I love Japanese culture. The fixation on becoming a master at one particular thing has always fascinated me. This is as true for Musashi as it is for Jiro, and it's been inspiring to me for many years.
I've wondered what that thing could be for me - is it coding in a certain language? Is it a role in a job? Is it something I am yet to find? The thinking being that once I've found that thing, I'd be able to apply myself and go through the mastery journey.
Taking a step back, mastery itself is a skill. It's a function of putting a dedicated amount of effort consistently into a given focus. We're going to get a bit meta here but bear with me: that dedication to consistently focus effort is itself a part of mastery. The act of putting effort - regardless of what the effort actually is - is one of the core foundations of achieving mastery, because mastery is actually about mastering yourself not mastering a skill.
Iron and fire
Any person has their virtues and vices, their successes and shortcomings, and these are shown in their interaction with the world. "If your mind is messy, your room is messy" is the easiest representation of this.
The realisation that your virtues and vices are externalised in your actions and world is the first a-ha moment. The second is to then realise that by working on the externalisations, you are actually working on yourself.
And this is how we get back to mastering a skill: when you master something external, like swordsmanship or pottery or calligraphy, you are working through the externalisation of your virtues and vices, making them visible, understanding them and moving through them. As you move through them, you shape them into how you want them to look, and you get one step closer to becoming a master.
Business alchemy
One of my recent realisations is that this externalisation is actually evident in a key way: the business. Any business is a reflection of the people working on it and in it, and shaping a business is the process of mastering a skill. To go one step further, daily work is the process of mastering yourself - and this is the real purpose of work.
There is a key distinction to be made here. If it is your business, or you have some control over what it looks like, then the business itself is what you are mastering. If you are working in the business, and you play a more limited role in the business, your actions and outputs are what you are mastering. In the business versus on the business.
I'm focused currently on the on the business side. I love building and shaping companies, and my goal is to become better at this. As a technical person I've struggled to make the leap from working in the business to on the business, but this is becoming clearer daily.
One way to help make this distinction is to view the business itself as a product: there are requirements, a set of inputs, outside factors, capability, a development path, iterations, all the way through to delivery. By taking a look at the business through this lense you can use the technical background to your advantage.
One of the things I realised when I did this was that a business is basically a set of systems.
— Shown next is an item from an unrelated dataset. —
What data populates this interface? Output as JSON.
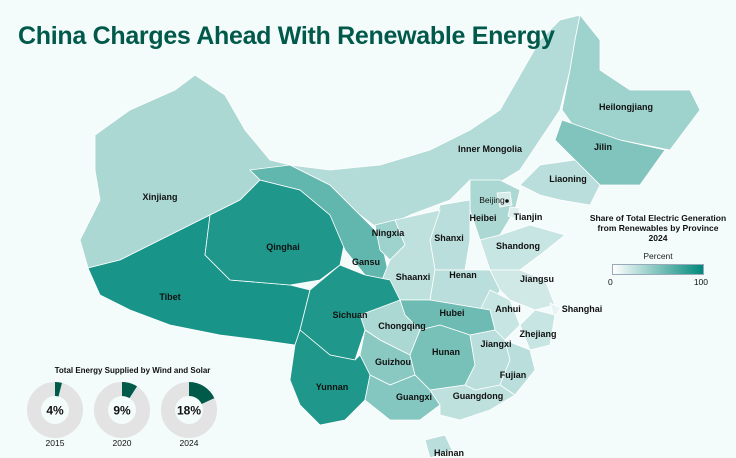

I've written about this before but the takeaway is much larger than I realised. The whole business is a set of systems, not just certain aspects. The goal as an influencer within a business is to build a set of systems that serve a customer function. You put something in the one end and out comes the product filling some market need.
Having all of these systems working in harmony is the end goal. This is also moving closer to mastery at a personal level: you're finding the balance between the various aspects, externalised and represented through the business.